YAŞ, üç tayinde terfi işareti verdi: Bunlar; Başbakan ve Genelkurmay Başkanı’na siperde brifing verirken görüntüleri basına yansıyan Hakkâri 3. Piyade Tümen Komutanı Tümgeneral Gürbüz Kaya, Foça Jandarma Komando Okulu Komutanı Tümgeneral Halil Helvacıoğlu ve Gölcük Hücumbot Filo Komutanı Tuğamiral Abdullah Gevremoğlu’ydu...
Bu üç komutan da terfi etmeleri halinde yürütebilecekleri bir üst rütbedeki görevlere “vekâleten” atandılar.

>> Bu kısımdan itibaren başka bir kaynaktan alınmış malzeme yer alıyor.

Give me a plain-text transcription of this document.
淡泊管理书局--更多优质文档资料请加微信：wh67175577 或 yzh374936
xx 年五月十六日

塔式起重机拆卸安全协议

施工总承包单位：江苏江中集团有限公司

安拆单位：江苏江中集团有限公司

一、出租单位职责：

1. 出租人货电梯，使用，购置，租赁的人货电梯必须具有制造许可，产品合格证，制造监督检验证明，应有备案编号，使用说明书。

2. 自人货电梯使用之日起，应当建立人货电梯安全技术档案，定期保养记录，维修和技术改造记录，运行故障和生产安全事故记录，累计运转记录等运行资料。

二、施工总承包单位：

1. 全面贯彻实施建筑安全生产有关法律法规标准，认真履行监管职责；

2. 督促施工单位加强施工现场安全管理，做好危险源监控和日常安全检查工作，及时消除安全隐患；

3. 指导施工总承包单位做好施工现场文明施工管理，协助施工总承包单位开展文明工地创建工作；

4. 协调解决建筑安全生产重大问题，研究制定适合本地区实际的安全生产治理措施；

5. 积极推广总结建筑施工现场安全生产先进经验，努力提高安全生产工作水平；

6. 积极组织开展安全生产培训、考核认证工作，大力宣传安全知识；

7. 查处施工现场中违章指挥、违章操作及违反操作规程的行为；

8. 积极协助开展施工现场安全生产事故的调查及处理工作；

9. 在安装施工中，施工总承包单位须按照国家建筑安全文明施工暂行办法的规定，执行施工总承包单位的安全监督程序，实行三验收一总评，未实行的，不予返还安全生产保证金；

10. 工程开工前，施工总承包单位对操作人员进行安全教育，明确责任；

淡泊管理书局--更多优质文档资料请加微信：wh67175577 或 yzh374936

Tümgeneral Kaya, kadro rütbesi korgeneral olan Harita Genel Komutanlığı’na; Tümgeneral Helvacıoğlu kadro rütbesi korgeneral olan Jandarma Genel komutanlığı Denetleme Daire Başkanlığı’na; Tuğamiral Gevremoğlu, kadro rütbesi tümamiral olan Deniz Kuvvetleri Komutanlığı Personel Başkanlığı’na, “vekâleten” atandılar.

Atamaların anlamı
Bir üst rütbede yürütülebilecek görevlere vekâleten atamaların anlamını soruşturduğumda aldığım yanıt şu oldu:
Bu üç komutan normal şartlar altında terfi edeceklerdi. Yargı kararları buna engel oldu. Üst rütbedeki görevlere vekâleten atanmaları terfi işareti olarak görülmelidir. Bir sonraki YAŞ’ta şu üç komutanın terfi ettirilmesi gerektiği mesajı taşır.
Peki bunun garantisi var mıdır? Hayır, yoktur.
Sonucu belirleyecek olan yine yargı kararı olacaktır. Eğer dava bir yıl içinde biter ve beraat ile sonuçlanırsa terfi olasılığı doğar, o günkü YAŞ’ın takdirine ve Cumhurbaşkanı’nın onayına bağlı olarak bir yıl gecikmeli terfi edebilirler. Davanın bir yıldan fazla uzaması veya mahkûmiyetin söz konusu olması halinde ise terfi edemezler.